Even before I watched this recent documentary, aired on CBC Newsworld’s The Passionate Eye on March 30th, by Pakistani filmmaker Sharmeen Obaid-Chinoy I knew it was going to be hard to watch. And I was right.
The film, entitled Pakistan’s Taliban Generation, follows Obaid-Chinoy as she tries to find how strong and influential the Taliban really are in Pakistan. In recent days Pakistan has experienced a great deal of terrorist violence, including in the relatively peaceful and safe city of Lahore. In her quest Obaid-Chinoy spends most of the time in the North West Frontier Province (NWFP) where Pakistan’s Taliban are located. She talks to Pashtun teenage boys and young girls, as well as Pashtun families to find out how they are dealing with the increasing power of the Taliban in their region.
Before watching the film I did not know what to expect except that I knew it would renew my own worries about the country which gives me a part of my own identity. I am of Pakistani origin and, although I identify as Punjabi, I also have some roots in the NWFP. It is a culture with which I am familiar, for better or for worse. And perhaps it is this familiarity with not only the culture of the NWFP, but also with the relatively progressive one of Punjab, the heart of South Asian Sufism, that makes me so furious at the Taliban. And the film did indeed increase that fury.
Let me make this clear. I despise the Taliban. Their interpretation of Islam offends me, their violent intimidation of other Muslims disgusts me, and their oppression of women horrifies me. However, I am also not naive enough to assume that the Taliban, as they are, occurred in a vacuum. I know they did not come about on their own, but rather had help from many outside forces, including Western ones. Obaid-Chinoy did not address this in her film. I realize that time is limited in a documentary, however I feel that it is time now to move beyond the simple vilification of the Taliban. They’re bad, we get it. But why are they so bad? It is time now that we discuss the causes and motivations of the Taliban along with their current actions. If we are truly wanting to curb their power and authority then we need to know why they are the way they are and take away their reason for being this way.

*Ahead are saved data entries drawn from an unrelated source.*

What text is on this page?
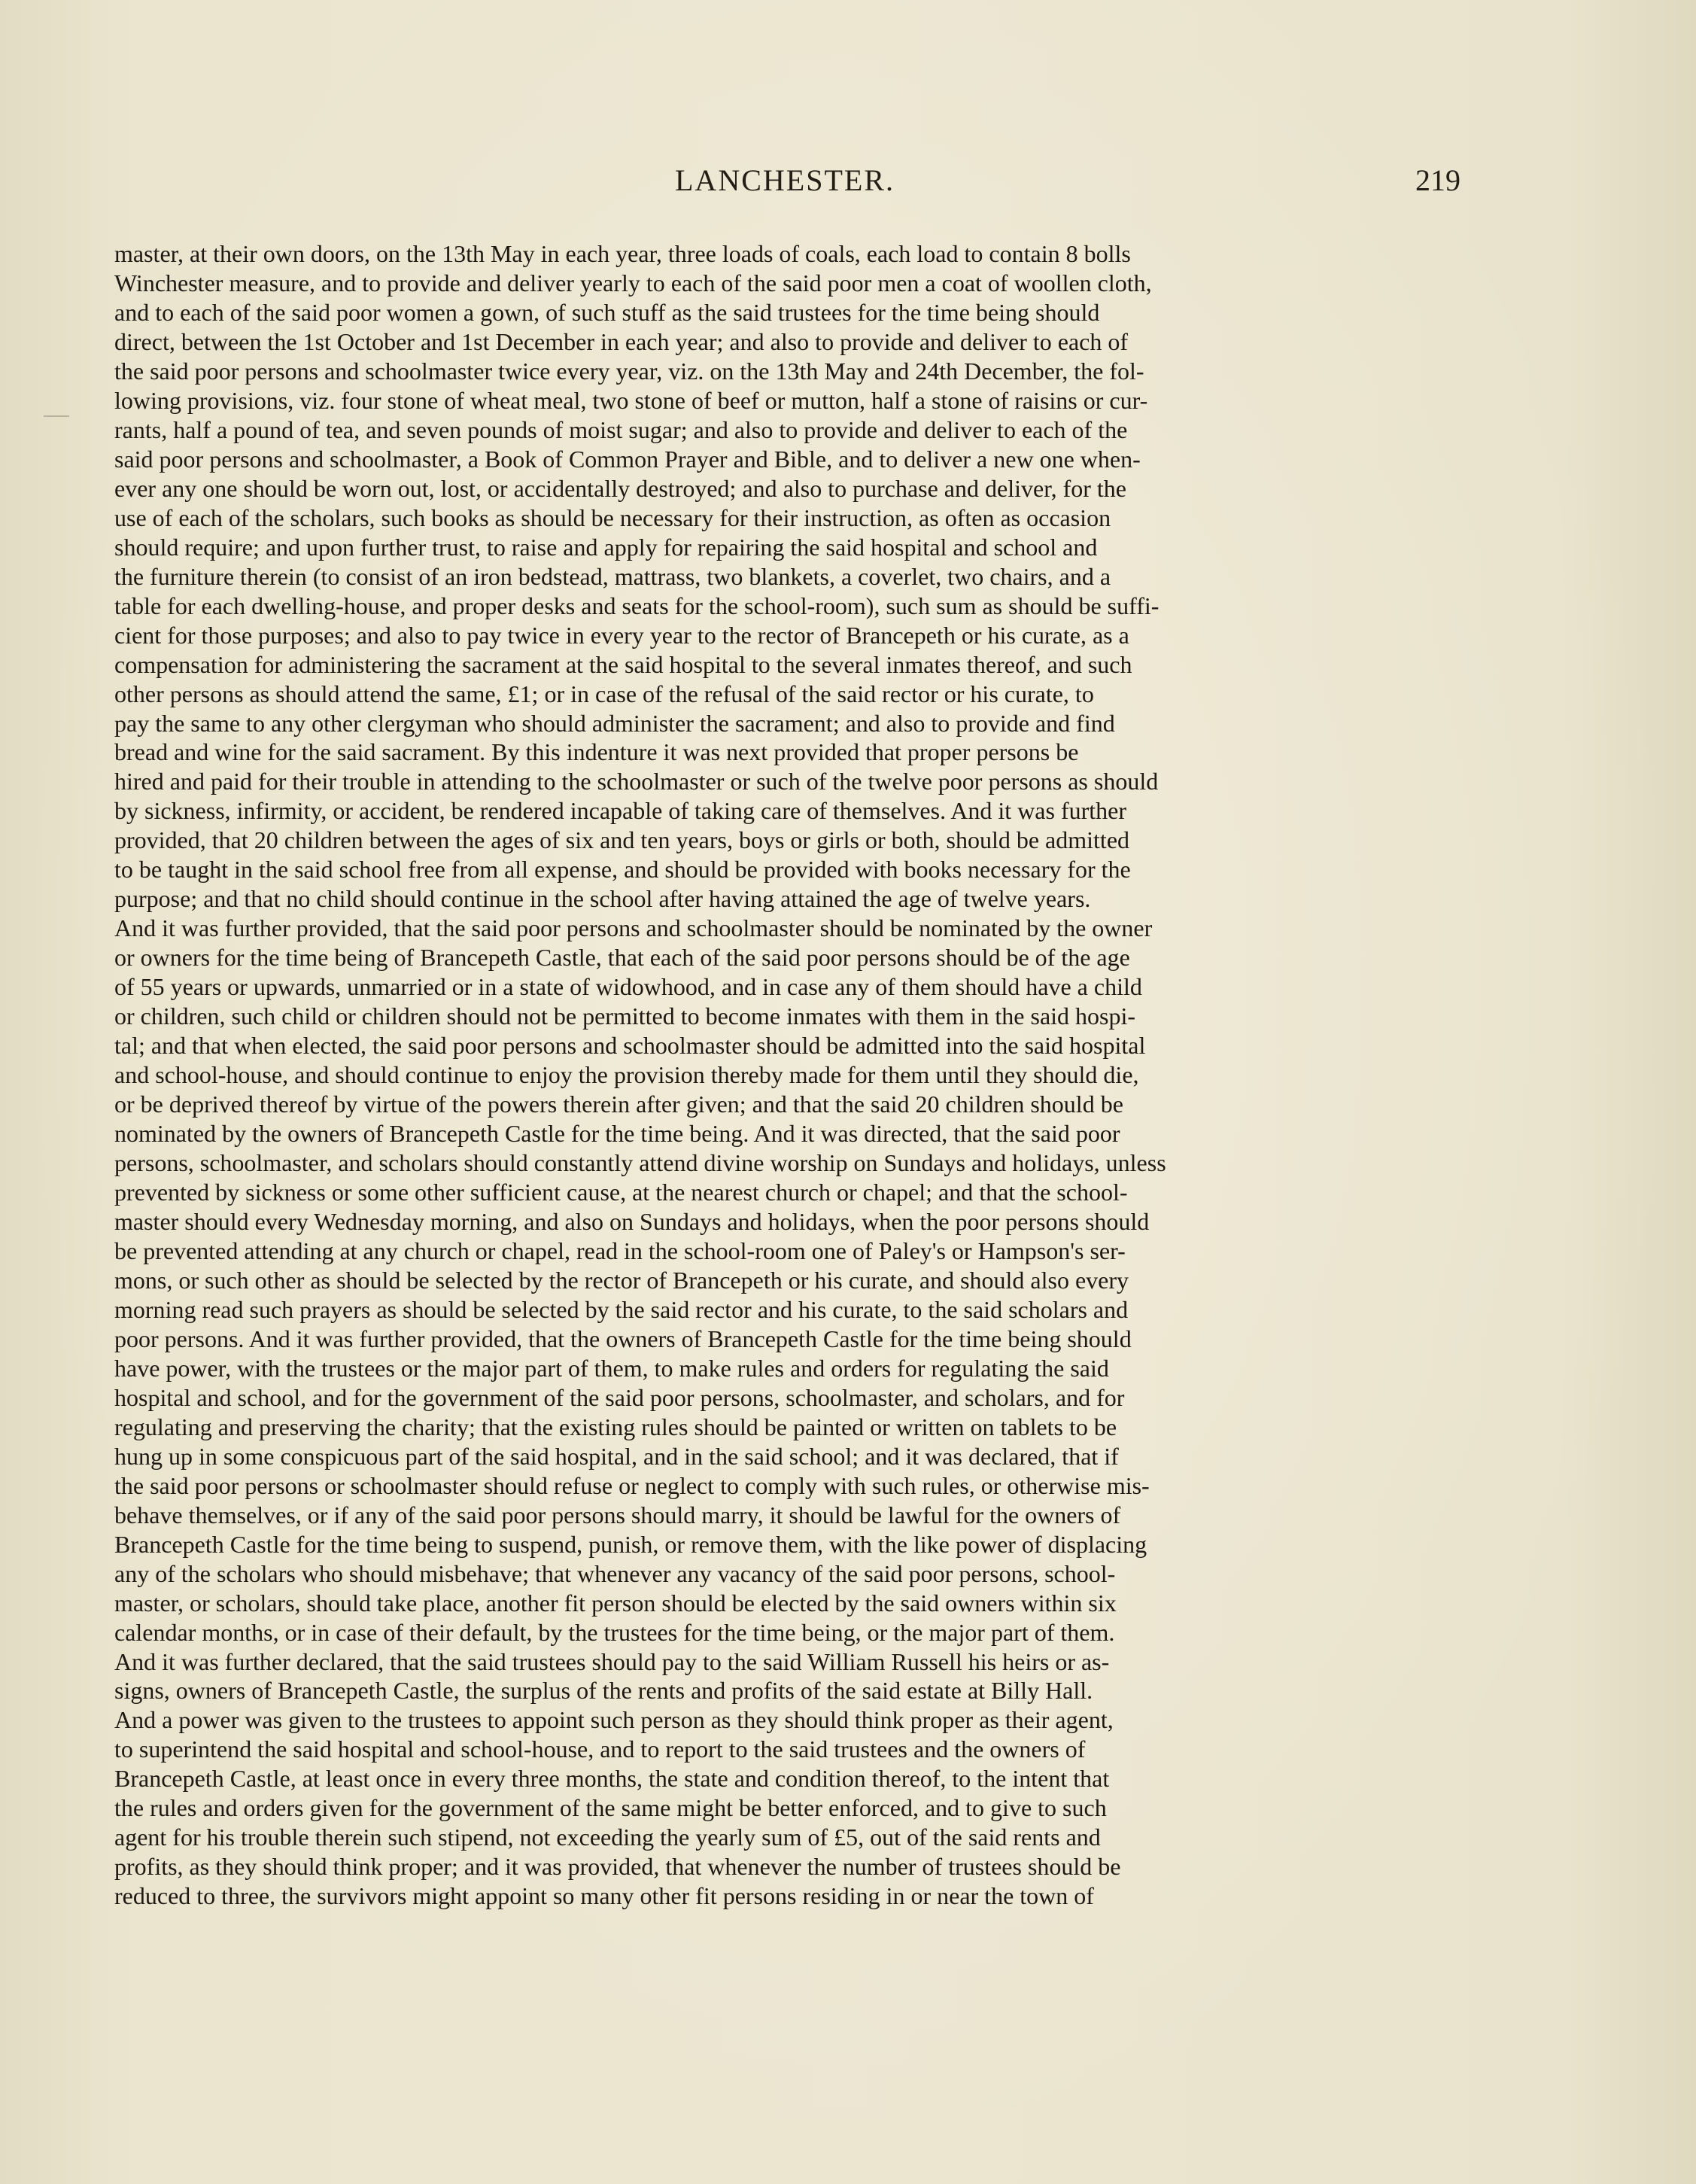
LANCHESTER.	219
master, at their own doors, on the 13th May in each year, three loads of coals, each load to contain 8 bolls
Winchester measure, and to provide and deliver yearly to each of the said poor men a coat of woollen cloth,
and to each of the said poor women a gown, of such stuff as the said trustees for the time being should
direct, between the 1st October and 1st December in each year; and also to provide and deliver to each of
the said poor persons and schoolmaster twice every year, viz. on the 13th May and 24th December, the fol-
lowing provisions, viz. four stone of wheat meal, two stone of beef or mutton, half a stone of raisins or cur-
rants, half a pound of tea, and seven pounds of moist sugar; and also to provide and deliver to each of the
said poor persons and schoolmaster, a Book of Common Prayer and Bible, and to deliver a new one when-
ever any one should be worn out, lost, or accidentally destroyed; and also to purchase and deliver, for the
use of each of the scholars, such books as should be necessary for their instruction, as often as occasion
should require; and upon further trust, to raise and apply for repairing the said hospital and school and
the furniture therein (to consist of an iron bedstead, mattrass, two blankets, a coverlet, two chairs, and a
table for each dwelling-house, and proper desks and seats for the school-room), such sum as should be suffi-
cient for those purposes; and also to pay twice in every year to the rector of Brancepeth or his curate, as a
compensation for administering the sacrament at the said hospital to the several inmates thereof, and such
other persons as should attend the same, £1; or in case of the refusal of the said rector or his curate, to
pay the same to any other clergyman who should administer the sacrament; and also to provide and find
bread and wine for the said sacrament. By this indenture it was next provided that proper persons be
hired and paid for their trouble in attending to the schoolmaster or such of the twelve poor persons as should
by sickness, infirmity, or accident, be rendered incapable of taking care of themselves. And it was further
provided, that 20 children between the ages of six and ten years, boys or girls or both, should be admitted
to be taught in the said school free from all expense, and should be provided with books necessary for the
purpose; and that no child should continue in the school after having attained the age of twelve years.
And it was further provided, that the said poor persons and schoolmaster should be nominated by the owner
or owners for the time being of Brancepeth Castle, that each of the said poor persons should be of the age
of 55 years or upwards, unmarried or in a state of widowhood, and in case any of them should have a child
or children, such child or children should not be permitted to become inmates with them in the said hospi-
tal; and that when elected, the said poor persons and schoolmaster should be admitted into the said hospital
and school-house, and should continue to enjoy the provision thereby made for them until they should die,
or be deprived thereof by virtue of the powers therein after given; and that the said 20 children should be
nominated by the owners of Brancepeth Castle for the time being. And it was directed, that the said poor
persons, schoolmaster, and scholars should constantly attend divine worship on Sundays and holidays, unless
prevented by sickness or some other sufficient cause, at the nearest church or chapel; and that the school-
master should every Wednesday morning, and also on Sundays and holidays, when the poor persons should
be prevented attending at any church or chapel, read in the school-room one of Paley's or Hampson's ser-
mons, or such other as should be selected by the rector of Brancepeth or his curate, and should also every
morning read such prayers as should be selected by the said rector and his curate, to the said scholars and
poor persons. And it was further provided, that the owners of Brancepeth Castle for the time being should
have power, with the trustees or the major part of them, to make rules and orders for regulating the said
hospital and school, and for the government of the said poor persons, schoolmaster, and scholars, and for
regulating and preserving the charity; that the existing rules should be painted or written on tablets to be
hung up in some conspicuous part of the said hospital, and in the said school; and it was declared, that if
the said poor persons or schoolmaster should refuse or neglect to comply with such rules, or otherwise mis-
behave themselves, or if any of the said poor persons should marry, it should be lawful for the owners of
Brancepeth Castle for the time being to suspend, punish, or remove them, with the like power of displacing
any of the scholars who should misbehave; that whenever any vacancy of the said poor persons, school-
master, or scholars, should take place, another fit person should be elected by the said owners within six
calendar months, or in case of their default, by the trustees for the time being, or the major part of them.
And it was further declared, that the said trustees should pay to the said William Russell his heirs or as-
signs, owners of Brancepeth Castle, the surplus of the rents and profits of the said estate at Billy Hall.
And a power was given to the trustees to appoint such person as they should think proper as their agent,
to superintend the said hospital and school-house, and to report to the said trustees and the owners of
Brancepeth Castle, at least once in every three months, the state and condition thereof, to the intent that
the rules and orders given for the government of the same might be better enforced, and to give to such
agent for his trouble therein such stipend, not exceeding the yearly sum of £5, out of the said rents and
profits, as they should think proper; and it was provided, that whenever the number of trustees should be
reduced to three, the survivors might appoint so many other fit persons residing in or near the town of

A few of these reasons, however, were highlighted in the documentary, though not explored in any detail. When speaking with some young Pashtun men Obaid-Chinoy discovered a level of resentment among many. Most were resentful of the US and NATO’s “war on terror” tactics in Afghanistan and Pakistan. In recent months American military action has entered onto Pakistani soil, resulting in the deaths of Pakistani nationals. This increasing American military presence in Pakistan which is resulting in the deaths of Pakistani people, many of them innocent, is increasing resentment and anger toward the US and other complicit Western nations. One way in which these young men have found to deal with their anger is to join the Taliban and fight the foreign invaders, as they seem them. Additionally, the Pakistani government’s own actions in the region have led to the displacement of many from places like Bajaur in the NWFP and this has added fuel to the fire of resentment. I’d be resentful too if I was forced to leave my home by my own government and then live in a refugee camp.The consequence of all this is an increase in Taliban recruits and thus in their power and influence. Hence, Pakistan’s Taliban generation.
Obaid-Chinoy does reveal the religious angle of the Taliban as well. She speaks with a young man whose views on women in Islam are conservative to say the least. The Taliban are infamous for their mistreatment of women. This is no secret. However, where have they learned this interpretation of Islam? Why do they believe the things they do when so many Muslims all around the world do not? What is it about the Taliban that makes them treat women the way they do? Why is it that, in one country, one can see the Taliban oppress women the way they do, and at the same time, see women in positions of power in government, medicine, law, and such? I wish the documentary had delved into this issue further.
Obaid-Chinoy’s documentary did not further investigate these causes. The focus appeared to be on the detrimental and devastating consequences of Taliban rule and power in the region. Instead of focusing on what has caused the Taliban to grow and why they exist, there was more of a focus on what this growth has meant for innocent Pakistanis caught in this political turmoil. Although, I do feel that the actions of the Taliban need to be challenged and the Taliban’s criminal actions do need to be exposed, again, if the focus in this documentary was to examine the rise of the Taliban, I felt this documentary just missed the mark. It left me wanting more information. We already know the Taliban are bad. We know they mistreat women. However, too many are unaware of their creation story and the origins of their ideology. Such information would have brought something new to the table in this documentary. Along with highlighting the Taliban’s actions in Pakistan (which are important as well), an in-depth look into the roots of the issue would have given the documentary an insightful edge.